Cânones - O que é e como é feito um cânone.
postado por Carlos A Correia em 3/11/2009
Você sabe o que é um Cânone?
O cânone mais famoso, e um dos mais simples também, é o cânone Frère Jacques. Se não sabe pelo nome, quase que certamente já o ouviu. Abaixo, uma interpretação moderna muito interessante desse cânone. Não deixe de assistir até o final:
pelo link: https://www.youtube.com/watch?v=Pa2_oWshsRM
Tecnicamente falando, cânone é uma forma polifônica em que uma melodia (voz) é contrapontada sobre si mesma em um intervalo de tempo e em um intervalo sonoro.
Trocando em miúdos...
Cânone é uma música que é construída por uma voz/melodia principal, chamada dux, e seguida por outras vozes/melodias, chamadas de comes, que se originam da voz principal, seja por imitação ou por inversão.

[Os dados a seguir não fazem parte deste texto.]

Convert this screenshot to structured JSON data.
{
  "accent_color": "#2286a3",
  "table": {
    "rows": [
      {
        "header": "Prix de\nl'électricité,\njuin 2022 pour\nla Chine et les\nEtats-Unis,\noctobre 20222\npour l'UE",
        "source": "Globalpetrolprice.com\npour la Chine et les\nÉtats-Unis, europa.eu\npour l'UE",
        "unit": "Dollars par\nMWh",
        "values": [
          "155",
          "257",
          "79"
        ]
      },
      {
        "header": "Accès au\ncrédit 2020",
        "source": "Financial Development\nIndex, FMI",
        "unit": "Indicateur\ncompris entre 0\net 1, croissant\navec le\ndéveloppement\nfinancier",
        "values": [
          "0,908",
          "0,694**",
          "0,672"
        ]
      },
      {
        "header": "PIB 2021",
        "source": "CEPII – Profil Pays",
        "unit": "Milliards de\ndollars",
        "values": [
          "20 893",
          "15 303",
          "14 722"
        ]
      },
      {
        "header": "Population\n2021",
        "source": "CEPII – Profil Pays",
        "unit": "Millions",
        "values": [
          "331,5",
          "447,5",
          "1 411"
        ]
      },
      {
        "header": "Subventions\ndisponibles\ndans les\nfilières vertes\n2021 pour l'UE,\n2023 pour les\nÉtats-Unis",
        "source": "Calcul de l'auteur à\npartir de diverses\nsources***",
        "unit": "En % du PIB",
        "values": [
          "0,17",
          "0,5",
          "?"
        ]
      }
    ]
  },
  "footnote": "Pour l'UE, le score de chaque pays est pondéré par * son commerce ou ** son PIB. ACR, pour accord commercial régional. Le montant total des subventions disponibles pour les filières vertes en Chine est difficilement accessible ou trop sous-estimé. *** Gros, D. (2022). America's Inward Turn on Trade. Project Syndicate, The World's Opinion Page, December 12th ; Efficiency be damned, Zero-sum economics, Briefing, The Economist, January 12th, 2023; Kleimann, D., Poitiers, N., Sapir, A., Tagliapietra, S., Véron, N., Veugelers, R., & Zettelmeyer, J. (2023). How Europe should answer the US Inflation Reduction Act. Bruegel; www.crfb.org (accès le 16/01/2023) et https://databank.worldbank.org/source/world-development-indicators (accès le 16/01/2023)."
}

Trocando em mais miúdos...
Uma melodia começa a ser cantada/tocada por uma pessoa e depois a mesma melodia é cantada/tocada novamente por outra pessoa.
Essa mesma melodia que será tocada em seguida poderá sofrer algumas variações.
Por exemplo, ao invés de ser tocada em uníssono, isto é, a outra pessoa cantar exatamente a mesma frequencia (altura) das notas, poderia ser tocada em uma oitava abaixo ou acima.
Ainda poderia ser cantada em um intervalo diferente. Por exemplo, se a primeira melodia começa cantando em dó, a segunda voz poderia começar cantando em sol (seguindo posteriormente os mesmos intervalos sonoros), em um intervalo de quinta ascendente ou de quarta descendente.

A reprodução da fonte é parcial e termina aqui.